In fact it already does so in practice with the relatively very small amount of cash in the economy. Abraham Lincoln considered it a primary duty of the government to provide a nation with the medium of exchange to enable the economy to function. He proved the point by funding the Union war effort in the U.S. Civil War with government created currency called “Greenbacks“, rather than taking out huge loans from the banks. He was of course assassinated, and the creation of greenbacks was terminated. A century later John F. Kennedy had similar ideas of breaking the Federal Reserve’s monopoly on money creation with the re-introduction of greenbacks.
But what we have today is a situation where, instead of creating it themselves and spending it into the economy on public services and projects, boosting the economy and providing jobs, governments get banks to create it for them and then borrow it at interest.
It all started in 1694. when King William wanted monev to fight a war against France. He borrowed £1.2 million from a group of London bankers and goldsmiths. In return for the loan, they were incorporated by royal charter as the Bank of England, which became the government’s banker. Interest at 8% was payable on the loan and immediately taxes were imposed on a whole range of goods to pay the interest. This marked the birth of national debt. Ever since then, the world over, governments have borrowed money from private banking interests and taxed the population as a whole to pay the interest.

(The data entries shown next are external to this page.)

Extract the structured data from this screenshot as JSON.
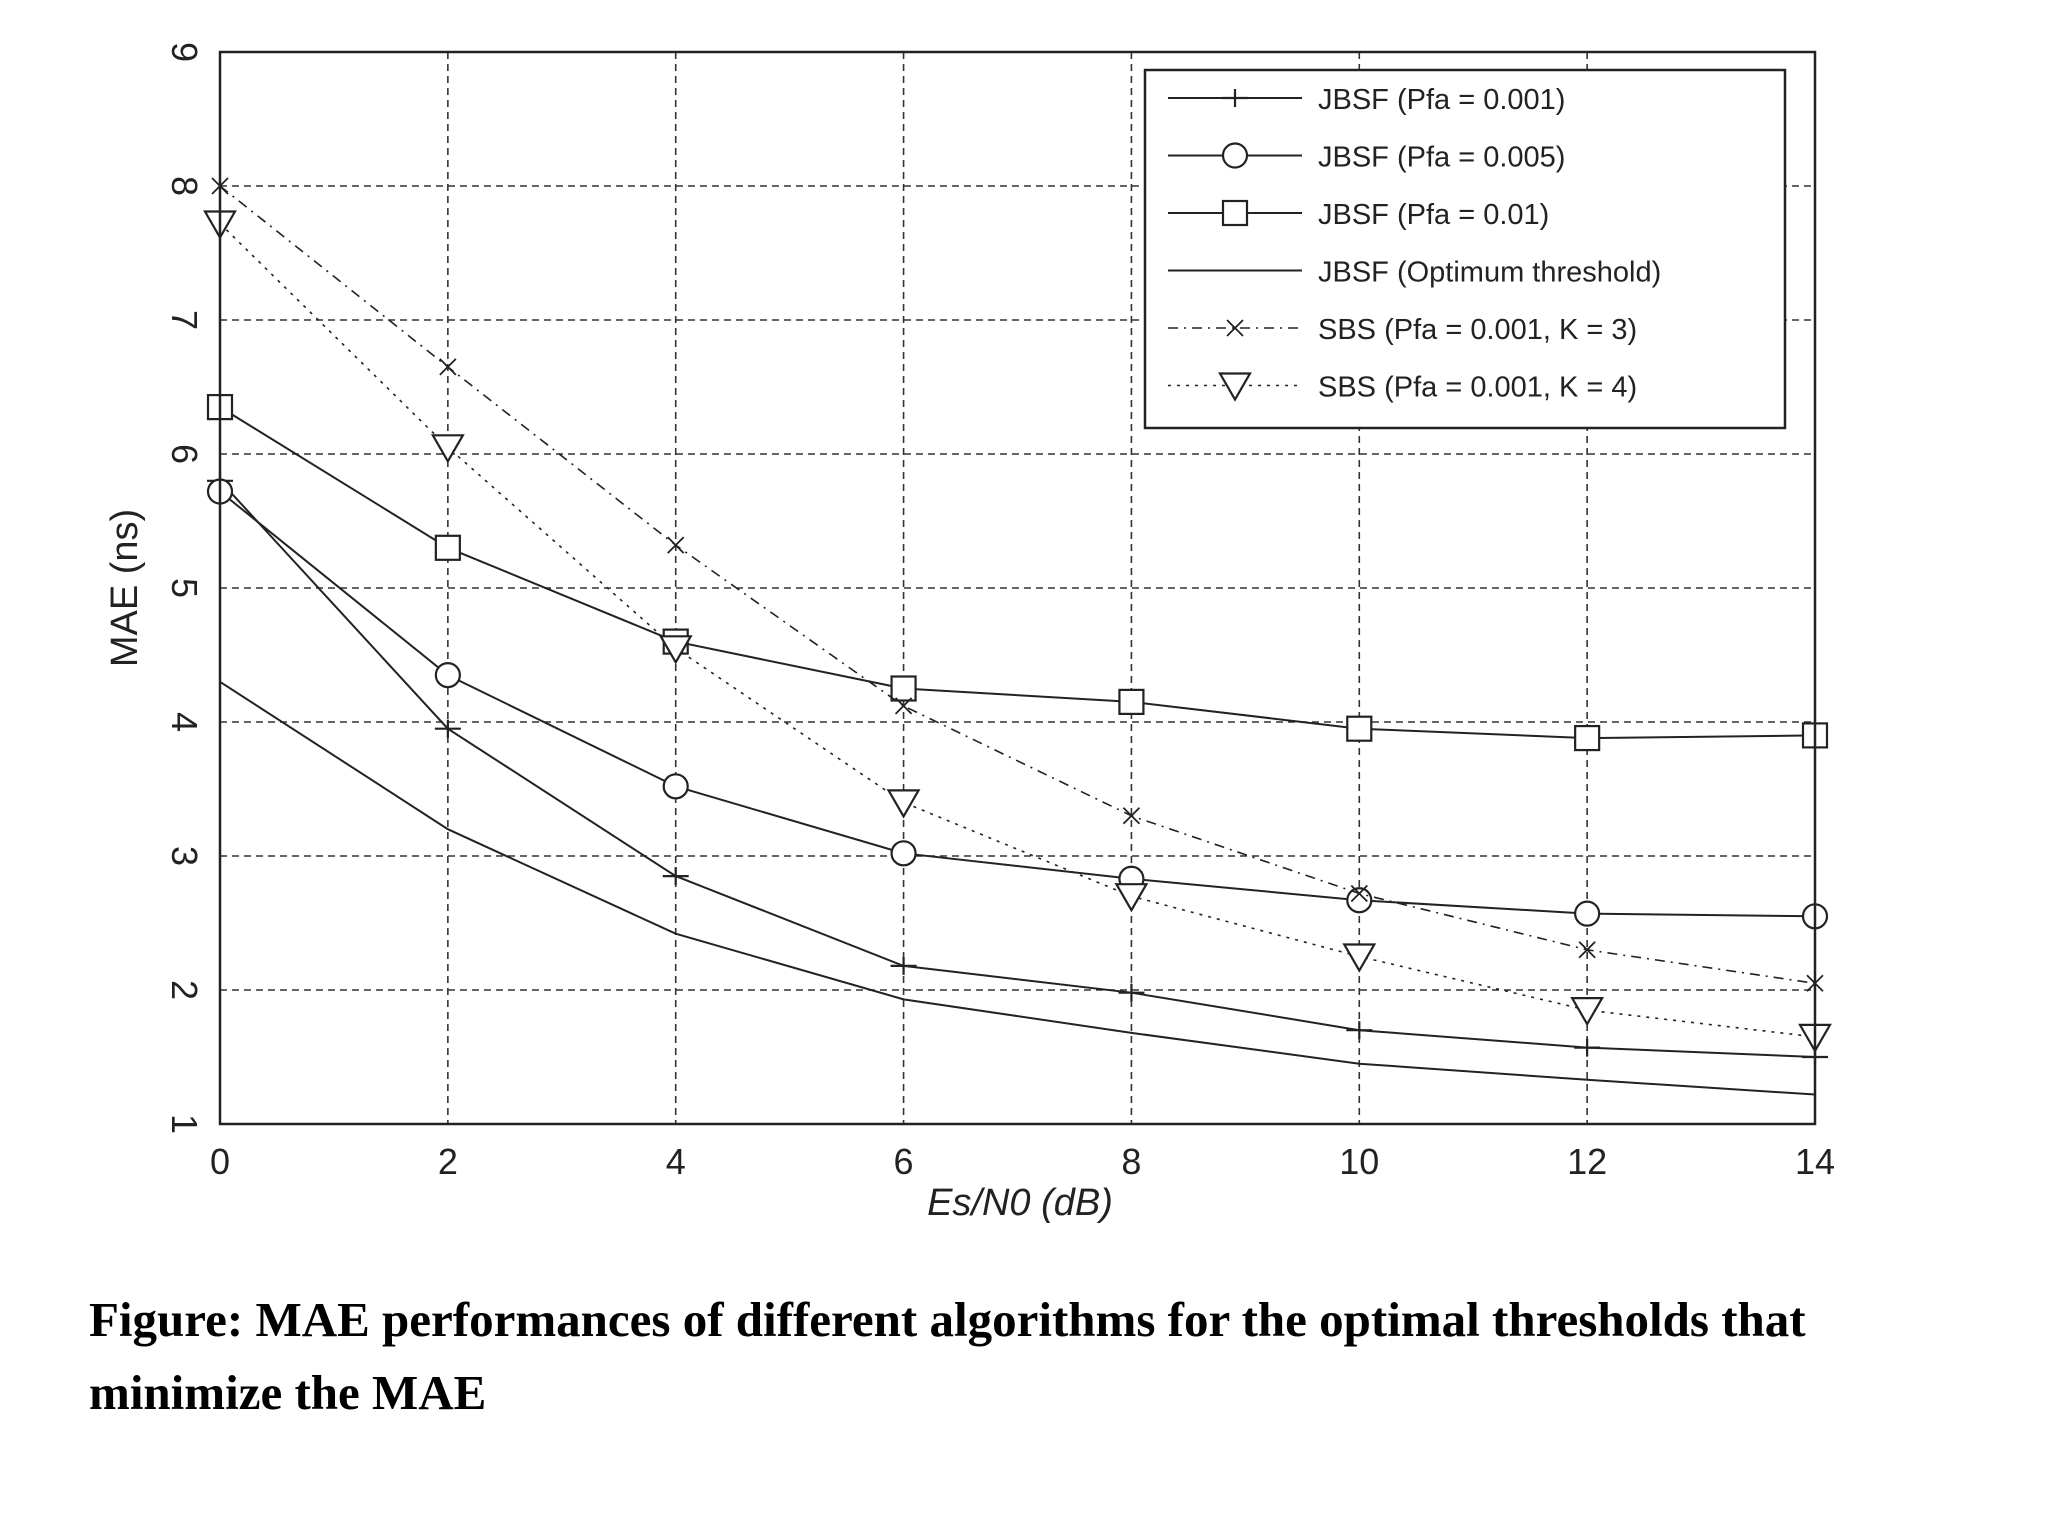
{
  "chart_data": {
    "type": "line",
    "xlabel": "Es/N0 (dB)",
    "ylabel": "MAE (ns)",
    "xlim": [
      0,
      14
    ],
    "ylim": [
      1,
      9
    ],
    "xticks": [
      0,
      2,
      4,
      6,
      8,
      10,
      12,
      14
    ],
    "yticks": [
      1,
      2,
      3,
      4,
      5,
      6,
      7,
      8,
      9
    ],
    "grid": true,
    "legend_position": "top-right",
    "x": [
      0,
      2,
      4,
      6,
      8,
      10,
      12,
      14
    ],
    "series": [
      {
        "name": "JBSF (Pfa = 0.001)",
        "marker": "plus",
        "line": "solid",
        "values": [
          5.8,
          3.95,
          2.85,
          2.18,
          1.98,
          1.7,
          1.57,
          1.5
        ]
      },
      {
        "name": "JBSF (Pfa = 0.005)",
        "marker": "circle",
        "line": "solid",
        "values": [
          5.72,
          4.35,
          3.52,
          3.02,
          2.83,
          2.67,
          2.57,
          2.55
        ]
      },
      {
        "name": "JBSF (Pfa = 0.01)",
        "marker": "square",
        "line": "solid",
        "values": [
          6.35,
          5.3,
          4.6,
          4.25,
          4.15,
          3.95,
          3.88,
          3.9
        ]
      },
      {
        "name": "JBSF (Optimum threshold)",
        "marker": "none",
        "line": "solid",
        "values": [
          4.3,
          3.2,
          2.42,
          1.93,
          1.68,
          1.45,
          1.33,
          1.22
        ]
      },
      {
        "name": "SBS (Pfa = 0.001, K = 3)",
        "marker": "x",
        "line": "dashdot",
        "values": [
          8.0,
          6.65,
          5.32,
          4.12,
          3.3,
          2.72,
          2.3,
          2.05
        ]
      },
      {
        "name": "SBS (Pfa = 0.001, K = 4)",
        "marker": "triangle-down",
        "line": "dotted",
        "values": [
          7.72,
          6.05,
          4.55,
          3.4,
          2.7,
          2.25,
          1.85,
          1.65
        ]
      }
    ]
  },
  "caption": "Figure: MAE performances of different algorithms for the optimal thresholds that minimize the MAE"
}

In practice governments could create as much money as is necessary to fund public projects such as schools, hospitals and railways, and once spent by them into the economy when the projects are paid for this money would continue to circulate, interest free. Instead, the government constantly whines that there is never enough money for anything (except a war!) because it borrows so much of what it needs, and this creates added expense through interest charges. Thus a major reason why the government is so keen to encourage private finance initiatives is because in the short term it does not have to raise so much money through taxation and borrowing. It is quite happy to let the private sector undertake and bear the cost of the borrowing instead and pass it on to the public.
It doesn’t have to be like this – without at this stage touching on the steps that could be taken to reduce private debt, the national debt could at least be prevented from increasing by a cessation of government borrowing and instead issuing government created money to fund future public projects. Indeed over a period of time the national debt could be phased out by a carefully controlled process of redeeming government stocks with government created money rather than the current practice of issuing new ones.